When to Trust and When to Verify

A practical question emerges from all of this: when do you trust the LLM's output, and when do you verify? The answer is not "always verify everything," that would defeat the purpose of using the tool. Nor is it "always trust the output," that would be negligent. The answer is calibrated trust.

For descriptive statistics (means, medians, distributions), the LLM is highly reliable. These are straightforward calculations, and modern models handle them accurately. Trust them, but spot-check occasionally by asking the model to show its work or by calculating a few values yourself.

For correlations and comparisons, apply the three questions above. The calculation is likely correct. The interpretation is where errors creep in. Use the LLM to generate the numbers, then use your judgment to determine what those numbers mean in context.

For causal claims or recommendations, exercise the most scrutiny. If the LLM says "Department X should increase meeting frequency to improve adoption," recognize that the model has crossed from calculation into advice. That advice is based on patterns in data, not on an understanding of your organization. Test it against what you know. Discuss it with your team.
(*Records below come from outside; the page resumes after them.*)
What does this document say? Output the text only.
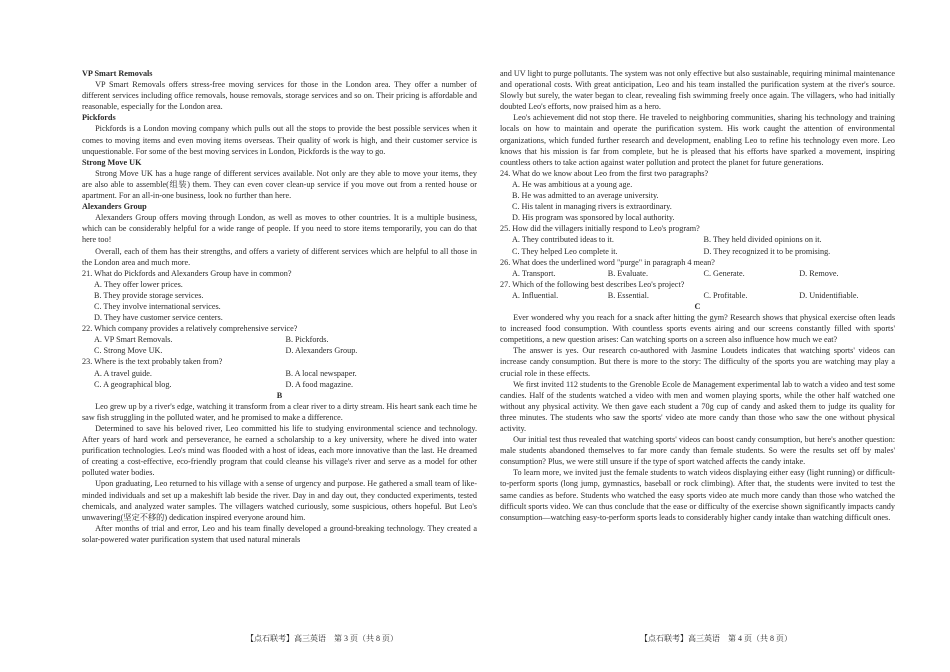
VP Smart Removals

VP Smart Removals offers stress-free moving services for those in the London area. They offer a number of different services including office removals, house removals, storage services and so on. Their pricing is affordable and reasonable, especially for the London area.

Pickfords

Pickfords is a London moving company which pulls out all the stops to provide the best possible services when it comes to moving items and even moving items overseas. Their quality of work is high, and their customer service is unquestionable. For some of the best moving services in London, Pickfords is the way to go.

Strong Move UK

Strong Move UK has a huge range of different services available. Not only are they able to move your items, they are also able to assemble(组装) them. They can even cover clean-up service if you move out from a rented house or apartment. For an all-in-one business, look no further than here.

Alexanders Group

Alexanders Group offers moving through London, as well as moves to other countries. It is a multiple business, which can be considerably helpful for a wide range of people. If you need to store items temporarily, you can do that here too!

Overall, each of them has their strengths, and offers a variety of different services which are helpful to all those in the London area and much more.

21. What do Pickfords and Alexanders Group have in common?

A. They offer lower prices.

B. They provide storage services.

C. They involve international services.

D. They have customer service centers.

22. Which company provides a relatively comprehensive service?

A. VP Smart Removals.	B. Pickfords.

C. Strong Move UK.	D. Alexanders Group.

23. Where is the text probably taken from?

A. A travel guide.	B. A local newspaper.

C. A geographical blog.	D. A food magazine.

B

Leo grew up by a river's edge, watching it transform from a clear river to a dirty stream. His heart sank each time he saw fish struggling in the polluted water, and he promised to make a difference.

Determined to save his beloved river, Leo committed his life to studying environmental science and technology. After years of hard work and perseverance, he earned a scholarship to a key university, where he dived into water purification technologies. Leo's mind was flooded with a host of ideas, each more innovative than the last. He dreamed of creating a cost-effective, eco-friendly program that could cleanse his village's river and serve as a model for other polluted water bodies.

Upon graduating, Leo returned to his village with a sense of urgency and purpose. He gathered a small team of like-minded individuals and set up a makeshift lab beside the river. Day in and day out, they conducted experiments, tested chemicals, and analyzed water samples. The villagers watched curiously, some suspicious, others hopeful. But Leo's unwavering(坚定不移的) dedication inspired everyone around him.

After months of trial and error, Leo and his team finally developed a ground-breaking technology. They created a solar-powered water purification system that used natural minerals

and UV light to purge pollutants. The system was not only effective but also sustainable, requiring minimal maintenance and operational costs. With great anticipation, Leo and his team installed the purification system at the river's source. Slowly but surely, the water began to clear, revealing fish swimming freely once again. The villagers, who had initially doubted Leo's efforts, now praised him as a hero.

Leo's achievement did not stop there. He traveled to neighboring communities, sharing his technology and training locals on how to maintain and operate the purification system. His work caught the attention of environmental organizations, which funded further research and development, enabling Leo to refine his technology even more. Leo knows that his mission is far from complete, but he is pleased that his efforts have sparked a movement, inspiring countless others to take action against water pollution and protect the planet for future generations.

24. What do we know about Leo from the first two paragraphs?

A. He was ambitious at a young age.

B. He was admitted to an average university.

C. His talent in managing rivers is extraordinary.

D. His program was sponsored by local authority.

25. How did the villagers initially respond to Leo's program?

A. They contributed ideas to it.	B. They held divided opinions on it.

C. They helped Leo complete it.	D. They recognized it to be promising.

26. What does the underlined word "purge" in paragraph 4 mean?

A. Transport.	B. Evaluate.	C. Generate.	D. Remove.

27. Which of the following best describes Leo's project?

A. Influential.	B. Essential.	C. Profitable.	D. Unidentifiable.

C

Ever wondered why you reach for a snack after hitting the gym? Research shows that physical exercise often leads to increased food consumption. With countless sports events airing and our screens constantly filled with sports' competitions, a new question arises: Can watching sports on a screen also influence how much we eat?

The answer is yes. Our research co-authored with Jasmine Loudets indicates that watching sports' videos can increase candy consumption. But there is more to the story: The difficulty of the sports you are watching may play a crucial role in these effects.

We first invited 112 students to the Grenoble Ecole de Management experimental lab to watch a video and test some candies. Half of the students watched a video with men and women playing sports, while the other half watched one without any physical activity. We then gave each student a 70g cup of candy and asked them to judge its quality for three minutes. The students who saw the sports' video ate more candy than those who saw the one without physical activity.

Our initial test thus revealed that watching sports' videos can boost candy consumption, but here's another question: male students abandoned themselves to far more candy than female students. So were the results set off by males' consumption? Plus, we were still unsure if the type of sport watched affects the candy intake.

To learn more, we invited just the female students to watch videos displaying either easy (light running) or difficult-to-perform sports (long jump, gymnastics, baseball or rock climbing). After that, the students were invited to test the same candies as before. Students who watched the easy sports video ate much more candy than those who watched the difficult sports video. We can thus conclude that the ease or difficulty of the exercise shown significantly impacts candy consumption—watching easy-to-perform sports leads to considerably higher candy intake than watching difficult ones.

【点石联考】高三英语　第 3 页（共 8 页）	【点石联考】高三英语　第 4 页（共 8 页）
It may be directionally correct, but the specific recommendation needs the filter of human experience before it becomes a plan.

This graduated approach respects both the power of the tool and the irreplaceable value of the person using it.

Analysis as an Act of Respect

There is a dimension to all of this that goes beyond methodology. When a change leader takes the time to interpret data carefully, to check the results, consider alternatives, and ensure that the conclusions are sound before presenting them, that leader is doing something important for the people affected by the change. They are treating the decision with the seriousness it deserves. They are refusing to take shortcuts with information that will shape other people's work lives.

This is an expression of one of our Core Four Philosophies:

Leading change intentionally is simply a gesture of respect.

Rushing from calculation to conclusion is not intentional. It is reactive. Taking the time to interpret is the analytical equivalent of the care we have advocated for in every step of this process. It respects the data, it respects the people the data represents, and it respects the decisions that will follow.

When you do this well, something else happens. The people around you begin to trust the process. They see that the data is being handled with care, that it is not being used to confirm a predetermined story, and that their contributions to the data (their survey responses, their time, and their candor) are being honored. That trust is not a byproduct of good analysis. It is one of its most important products. And it is a foundation upon which Joy at Work can grow.